A presença de personalidades como Cavaleiro de Ferreira, Trigo de Negreiros, Sarmento Rodrigues, Águedo de Oliveira e, depois, Gonçalves Rapazote não se traduziu em alterações na condição de subdesenvolvimento que fazia da região um escoadouro de gentes para o litoral, os territórios africanos ou a Europa central nas décadas seguintes. Desde então ficámos a saber que ter gente de cá no governo de Lisboa não torna os tons da nossa tragédia mais suaves.
No tempo democrático poucos bragançanos se têm sentado nas cadeiras governamentais. Depois de passagens efémeras de Alberto Machado e Domingos Jerónimo, foi considerada conquista importante que Armando Vara chegasse a secretário de Estado, com breve subida a ministro, cargo de que caiu com algum fragor, começo de penosa subida ao calvário, para ele e de desilusão para os que esperaram que a sua ascensão significasse outra atenção do poder lisboeta.
Pouco depois chegou a secretário de Estado da saúde Adão Silva, num mandato de pouco mais de dois anos, que se traduziu em obras nalguns centros de saúde e preparação de serviços de proximidade para os utentes, desígnio logo abandonado, reconduzindo aqueles equipamentos à função de centros de despacho para os hospitais das três cidades do eixo da A4, então IP4. 
Uma dúzia de anos depois o distrito viu Jorge Gomes numa secretaria de Estado. Mas os incêndios de 2017 ditaram que fosse arrastado na queda da então ministra da Administração Interna.
No último ano Sobrinho Teixeira, que deu provas à frente do IPB, tem sido secretário de Estado do ensino superior. As novidades para o próximo governo foram confirmadas ontem: outros quatro secretários de Estado, oriundos ou relacionados com o distrito, razão da quase festa que se instalou, com alguns a arriscar que agora é que a nossa sorte vai mudar.
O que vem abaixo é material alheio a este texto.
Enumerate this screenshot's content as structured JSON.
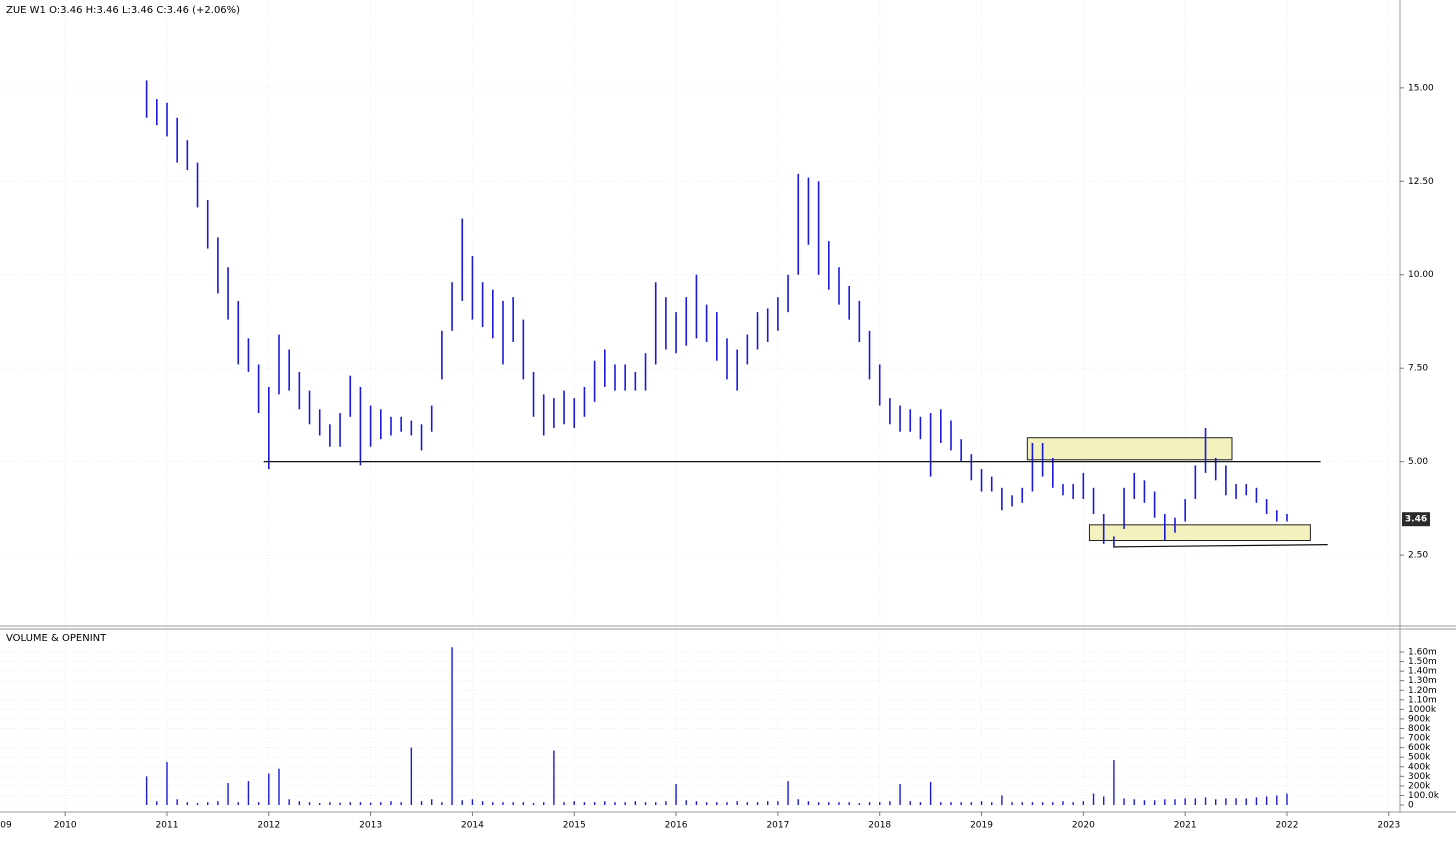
{
  "chart_data": {
    "type": "ohlc",
    "legend_text": "ZUE  W1  O:3.46  H:3.46  L:3.46  C:3.46  (+2.06%)",
    "volume_title": "VOLUME & OPENINT",
    "color": "#1a1ad6",
    "volume_color": "#1a1ad6",
    "grid": true,
    "last_price": 3.46,
    "xlim": [
      2009.36,
      2023.11
    ],
    "xticks": [
      {
        "value": 2009,
        "label": "09"
      },
      2010,
      2011,
      2012,
      2013,
      2014,
      2015,
      2016,
      2017,
      2018,
      2019,
      2020,
      2021,
      2022,
      2023
    ],
    "ylim": [
      0.63,
      17.35
    ],
    "yticks": [
      {
        "value": 2.5,
        "label": "2.50"
      },
      {
        "value": 5,
        "label": "5.00"
      },
      {
        "value": 7.5,
        "label": "7.50"
      },
      {
        "value": 10,
        "label": "10.00"
      },
      {
        "value": 12.5,
        "label": "12.50"
      },
      {
        "value": 15,
        "label": "15.00"
      }
    ],
    "volume_ylim": [
      -73000,
      1830000
    ],
    "volume_yticks": [
      0,
      {
        "value": 100000,
        "label": "100.0k"
      },
      {
        "value": 200000,
        "label": "200k"
      },
      {
        "value": 300000,
        "label": "300k"
      },
      {
        "value": 400000,
        "label": "400k"
      },
      {
        "value": 500000,
        "label": "500k"
      },
      {
        "value": 600000,
        "label": "600k"
      },
      {
        "value": 700000,
        "label": "700k"
      },
      {
        "value": 800000,
        "label": "800k"
      },
      {
        "value": 900000,
        "label": "900k"
      },
      {
        "value": 1000000,
        "label": "1000k"
      },
      {
        "value": 1100000,
        "label": "1.10m"
      },
      {
        "value": 1200000,
        "label": "1.20m"
      },
      {
        "value": 1300000,
        "label": "1.30m"
      },
      {
        "value": 1400000,
        "label": "1.40m"
      },
      {
        "value": 1500000,
        "label": "1.50m"
      },
      {
        "value": 1600000,
        "label": "1.60m"
      }
    ],
    "x": [
      2010.8,
      2010.9,
      2011.0,
      2011.1,
      2011.2,
      2011.3,
      2011.4,
      2011.5,
      2011.6,
      2011.7,
      2011.8,
      2011.9,
      2012.0,
      2012.1,
      2012.2,
      2012.3,
      2012.4,
      2012.5,
      2012.6,
      2012.7,
      2012.8,
      2012.9,
      2013.0,
      2013.1,
      2013.2,
      2013.3,
      2013.4,
      2013.5,
      2013.6,
      2013.7,
      2013.8,
      2013.9,
      2014.0,
      2014.1,
      2014.2,
      2014.3,
      2014.4,
      2014.5,
      2014.6,
      2014.7,
      2014.8,
      2014.9,
      2015.0,
      2015.1,
      2015.2,
      2015.3,
      2015.4,
      2015.5,
      2015.6,
      2015.7,
      2015.8,
      2015.9,
      2016.0,
      2016.1,
      2016.2,
      2016.3,
      2016.4,
      2016.5,
      2016.6,
      2016.7,
      2016.8,
      2016.9,
      2017.0,
      2017.1,
      2017.2,
      2017.3,
      2017.4,
      2017.5,
      2017.6,
      2017.7,
      2017.8,
      2017.9,
      2018.0,
      2018.1,
      2018.2,
      2018.3,
      2018.4,
      2018.5,
      2018.6,
      2018.7,
      2018.8,
      2018.9,
      2019.0,
      2019.1,
      2019.2,
      2019.3,
      2019.4,
      2019.5,
      2019.6,
      2019.7,
      2019.8,
      2019.9,
      2020.0,
      2020.1,
      2020.2,
      2020.3,
      2020.4,
      2020.5,
      2020.6,
      2020.7,
      2020.8,
      2020.9,
      2021.0,
      2021.1,
      2021.2,
      2021.3,
      2021.4,
      2021.5,
      2021.6,
      2021.7,
      2021.8,
      2021.9,
      2022.0
    ],
    "high": [
      15.2,
      14.7,
      14.6,
      14.2,
      13.6,
      13.0,
      12.0,
      11.0,
      10.2,
      9.3,
      8.3,
      7.6,
      7.0,
      8.4,
      8.0,
      7.4,
      6.9,
      6.4,
      6.0,
      6.3,
      7.3,
      7.0,
      6.5,
      6.4,
      6.2,
      6.2,
      6.1,
      6.0,
      6.5,
      8.5,
      9.8,
      11.5,
      10.5,
      9.8,
      9.6,
      9.3,
      9.4,
      8.8,
      7.4,
      6.8,
      6.7,
      6.9,
      6.7,
      7.0,
      7.7,
      8.0,
      7.6,
      7.6,
      7.4,
      7.9,
      9.8,
      9.4,
      9.0,
      9.4,
      10.0,
      9.2,
      9.0,
      8.3,
      8.0,
      8.4,
      9.0,
      9.1,
      9.4,
      10.0,
      12.7,
      12.6,
      12.5,
      10.9,
      10.2,
      9.7,
      9.3,
      8.5,
      7.6,
      6.7,
      6.5,
      6.4,
      6.2,
      6.3,
      6.4,
      6.1,
      5.6,
      5.2,
      4.8,
      4.6,
      4.3,
      4.1,
      4.3,
      5.5,
      5.5,
      5.1,
      4.4,
      4.4,
      4.7,
      4.3,
      3.6,
      3.0,
      4.3,
      4.7,
      4.5,
      4.2,
      3.6,
      3.5,
      4.0,
      4.9,
      5.9,
      5.1,
      4.9,
      4.4,
      4.4,
      4.3,
      4.0,
      3.7,
      3.6
    ],
    "low": [
      14.2,
      14.0,
      13.7,
      13.0,
      12.8,
      11.8,
      10.7,
      9.5,
      8.8,
      7.6,
      7.4,
      6.3,
      4.8,
      6.8,
      6.9,
      6.4,
      6.0,
      5.7,
      5.4,
      5.4,
      6.2,
      4.9,
      5.4,
      5.6,
      5.7,
      5.8,
      5.7,
      5.3,
      5.8,
      7.2,
      8.5,
      9.3,
      8.8,
      8.6,
      8.3,
      7.6,
      8.2,
      7.2,
      6.2,
      5.7,
      5.9,
      6.0,
      5.9,
      6.2,
      6.6,
      7.0,
      6.9,
      6.9,
      6.9,
      6.9,
      7.6,
      8.0,
      7.9,
      8.1,
      8.3,
      8.2,
      7.7,
      7.2,
      6.9,
      7.6,
      8.0,
      8.2,
      8.5,
      9.0,
      10.0,
      10.8,
      10.0,
      9.6,
      9.2,
      8.8,
      8.2,
      7.2,
      6.5,
      6.0,
      5.8,
      5.8,
      5.6,
      4.6,
      5.5,
      5.3,
      5.0,
      4.5,
      4.2,
      4.2,
      3.7,
      3.8,
      3.9,
      4.2,
      4.6,
      4.3,
      4.1,
      4.0,
      4.0,
      3.6,
      2.8,
      2.7,
      3.2,
      4.0,
      3.9,
      3.5,
      2.9,
      3.1,
      3.4,
      4.0,
      4.7,
      4.5,
      4.1,
      4.0,
      4.1,
      3.9,
      3.6,
      3.4,
      3.4
    ],
    "volume": [
      300000,
      40000,
      450000,
      60000,
      30000,
      20000,
      30000,
      40000,
      230000,
      30000,
      250000,
      30000,
      330000,
      380000,
      60000,
      40000,
      30000,
      20000,
      30000,
      25000,
      30000,
      30000,
      25000,
      30000,
      40000,
      30000,
      600000,
      40000,
      60000,
      30000,
      1650000,
      50000,
      60000,
      40000,
      30000,
      30000,
      30000,
      30000,
      20000,
      30000,
      570000,
      30000,
      40000,
      30000,
      30000,
      40000,
      30000,
      30000,
      40000,
      30000,
      30000,
      40000,
      220000,
      50000,
      40000,
      30000,
      30000,
      30000,
      40000,
      30000,
      30000,
      40000,
      40000,
      250000,
      60000,
      40000,
      30000,
      30000,
      30000,
      30000,
      20000,
      30000,
      30000,
      40000,
      220000,
      40000,
      30000,
      240000,
      30000,
      30000,
      30000,
      30000,
      40000,
      30000,
      100000,
      30000,
      30000,
      30000,
      30000,
      30000,
      40000,
      30000,
      40000,
      120000,
      90000,
      470000,
      70000,
      60000,
      50000,
      50000,
      60000,
      60000,
      70000,
      70000,
      80000,
      60000,
      70000,
      70000,
      70000,
      80000,
      90000,
      100000,
      120000
    ],
    "boxes": [
      {
        "x": [
          2019.45,
          2021.46
        ],
        "y": [
          5.05,
          5.64
        ]
      },
      {
        "x": [
          2020.06,
          2022.23
        ],
        "y": [
          2.89,
          3.31
        ]
      }
    ],
    "lines": [
      {
        "x": [
          2011.95,
          2022.33
        ],
        "y": [
          5.0,
          5.0
        ]
      },
      {
        "x": [
          2020.3,
          2022.4
        ],
        "y": [
          2.72,
          2.78
        ]
      }
    ]
  }
}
Seria melhor terem contado até dez e respirado fundo, antes dos saltos de júbilo. Na verdade, os membros do governo terão sido escolhidos pelas suas capacidades políticas, competências técnicas e perspectivas estratégicas nacionais. A representação compete aos deputados, que só são três, bem menos que os secretários de Estado.
De qualquer modo, sempre nos consola o reconhecimento de que, apesar de tudo, no interior podem estar personalidades capazes de decisões que dizem respeito a todos os portugueses.